Major US Agency to Keep COVID-19 Vaccine Mandate Despite White House Announcement

Major US Agency to Keep COVID-19 Vaccine Mandate Despite White House Announcement
Syringes containing the Moderna COVID-19 vaccination for 6 month olds to 5 year olds lay on a table waiting to be used at Temple Beth Shalom in Needham, Mass., on June 21, 2022. (Joseph Prezioso/AFP via Getty Images)

A major federal agency is keeping its COVID-19 vaccine mandate in place even as most agencies are ending their vaccination requirements.

The Department of Veterans Affairs (VA) is retaining its mandate, Secretary Denis McDonough said in a message to employees reviewed by The Epoch Times.

The White House’s announcement that many mandates are ending “will not impact” the VA, McDonough said. “To ensure the safety of Veterans and our colleagues, VA health care personnel will still be required to be vaccinated at this time,” he told workers.

“As we transition to this new phase of our response to the pandemic, the vaccine (including booster shots) remains the best way to protect you, your families, your colleagues, and Veterans from COVID-19.”

A VA spokesperson declined to provide any data consulted when choosing to keep the mandate in place.

The VA’s website claims that vaccines “help protect you from getting severe illness” and “offer good protection against most COVID-19 variants,” pointing in part to observational data from the U.S. Centers for Disease Control and Prevention (CDC) that indicate the vaccines provide poor protection against symptomatic infection and transient shielding against hospitalization.

No clinical trial efficacy data has been made public for updated shots from Moderna and Pfizer, and none of the vaccines prevent infection or transmission.

The VA is the second-largest federal agency, employing nearly 400,000 people.

The VA was the first U.S. agency to mandate vaccination for its workers.

“We’re mandating vaccines for Title 38 employees because it’s the best way to keep veterans safe, especially as the Delta variant spreads across the country,” McDonough, an appointee of President Joe Biden, said in a statement on July 26, 2021.

The mandate was later expanded to most Veterans Health Administration employees and volunteers. It covers personnel such as psychologists, pharmacists, housekeepers, social workers, volunteers, and contractors.

“Effectively, this means that any Veterans Health Administration (VHA) employee, volunteer, or contractor who works in VHA facilities, visits VHA facilities, or provides direct care to those we serve will still be subject to the vaccine requirement at this time,” McDonough said on Monday.

VA employees who are not health care personnel are not covered by the mandate.

Mandates imposed by two other agencies, the National Institutes of Health (NIH) and the Indian Health Service, are also remaining in place while the agencies review the requirements, the Biden administration said.

The NIH did not return requests for comment, and the health service declined to provide more details.

Most of the administration’s mandates are ending on May 12, the White House said this week. That includes mandates for federal workers and contractors imposed by Biden that were struck down by courts as likely illegal, a mandate for foreign travelers arriving by air, and the requirement that some foreigners arriving by land present proof of vaccination.

Biden had ruled out such requirements before taking office but later claimed that not enough people were getting vaccinated. The mandates were imposed after evidence began emerging that indicated the protection bestowed by the vaccines waned over time, and officials have since cleared multiple booster shots in a bid to restore the flailing protection.

Over 1.13 million people in the United States have died of COVID-19 since the pandemic began more than three years ago, including 1,052 people in the week ending April 26, according to the CDC. That was the lowest weekly death toll from the virus since March 2020.

“While I believe that these vaccine mandates had a tremendous beneficial impact, we are now at a point where we think that it makes a lot of sense to pull these requirements down,” White House COVID-19 coordinator Dr.

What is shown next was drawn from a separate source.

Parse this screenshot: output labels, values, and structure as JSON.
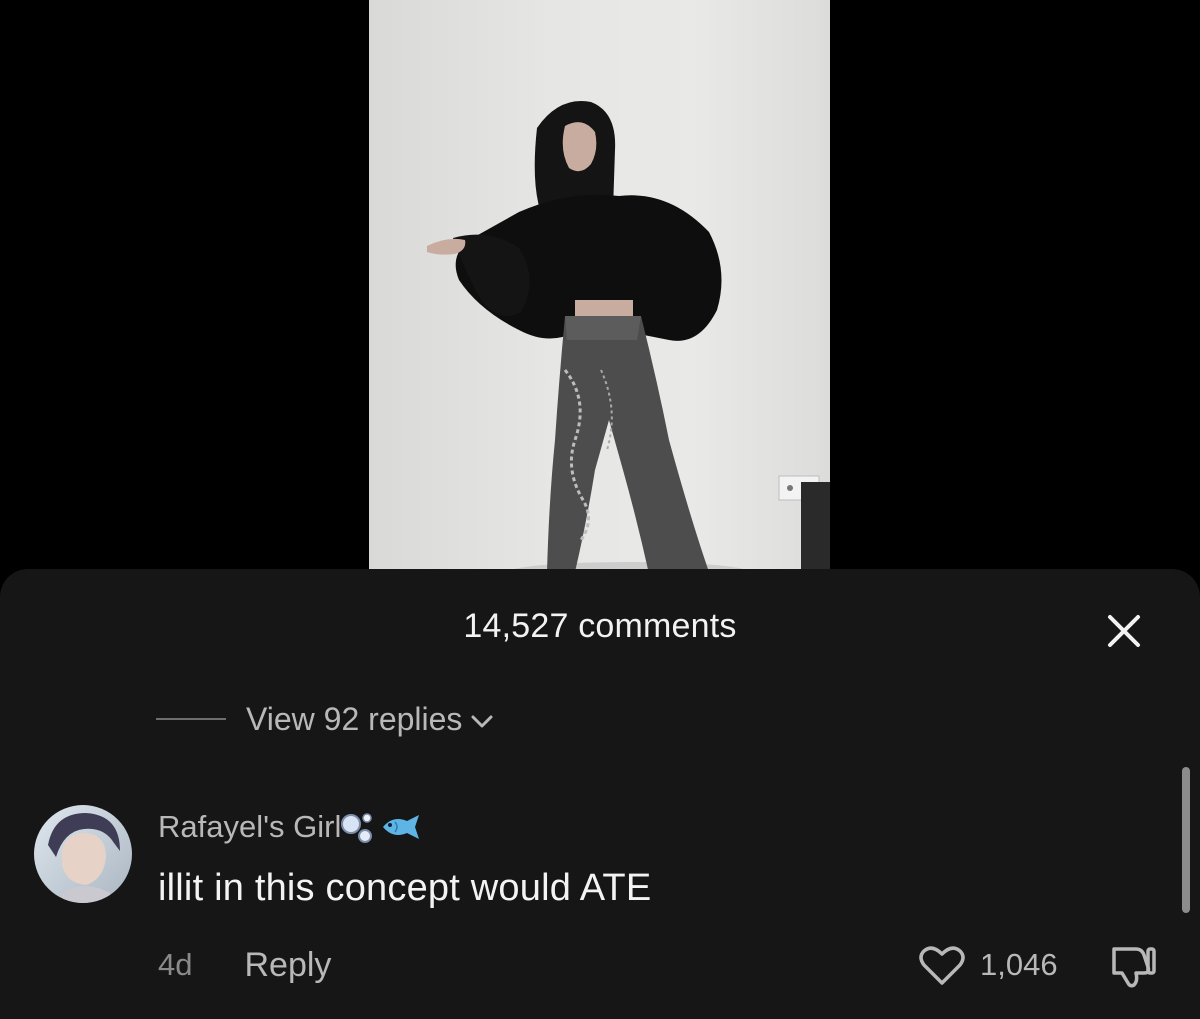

Ashish Jha said.

Critics decried statements from White House officials regarding the lifting of the mandates.

“They’re patting themselves on the back for unnecessarily coercing people to get a medical product they may not have wanted or stood to benefit from. It didn’t even protect others,” Dr. Tracy Hoeg, a U.S. epidemiologist, said on Twitter.

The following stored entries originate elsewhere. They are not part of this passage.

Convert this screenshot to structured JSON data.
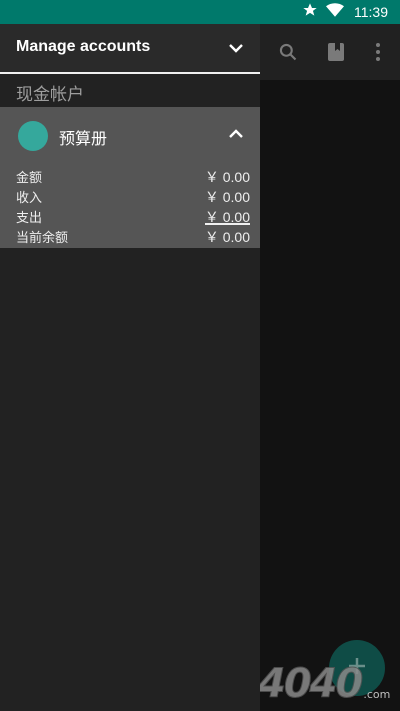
{
  "status_bar": {
    "time": "11:39",
    "icons": [
      "star-icon",
      "wifi-icon"
    ],
    "color": "#00796B"
  },
  "drawer": {
    "title": "Manage accounts",
    "cash_account": "现金帐户",
    "budget": {
      "name": "预算册",
      "avatar_color": "#35A89C",
      "rows": [
        {
          "label": "金额",
          "value": "￥ 0.00"
        },
        {
          "label": "收入",
          "value": "￥ 0.00"
        },
        {
          "label": "支出",
          "value": "￥ 0.00"
        },
        {
          "label": "当前余额",
          "value": "￥ 0.00"
        }
      ]
    }
  },
  "toolbar": {
    "icons": [
      "search-icon",
      "book-icon",
      "more-vert-icon"
    ]
  },
  "fab": {
    "icon": "add-icon"
  },
  "watermark": {
    "text": "4040",
    "suffix": ".com"
  }
}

More than 270 million people in the United States, or just over 81 percent of the population, have received at least one dose of a COVID-19 vaccine, according to the CDC. But booster uptake has been low, as has receipt of vaccines among children, the last population for whom vaccines were authorized.

The Associated Press contributed to this report.

Correction: A previous version of this article inaccurately described which workers the VA’s mandate covers. It does not apply to non-health care workers. The Epoch Times regrets this error.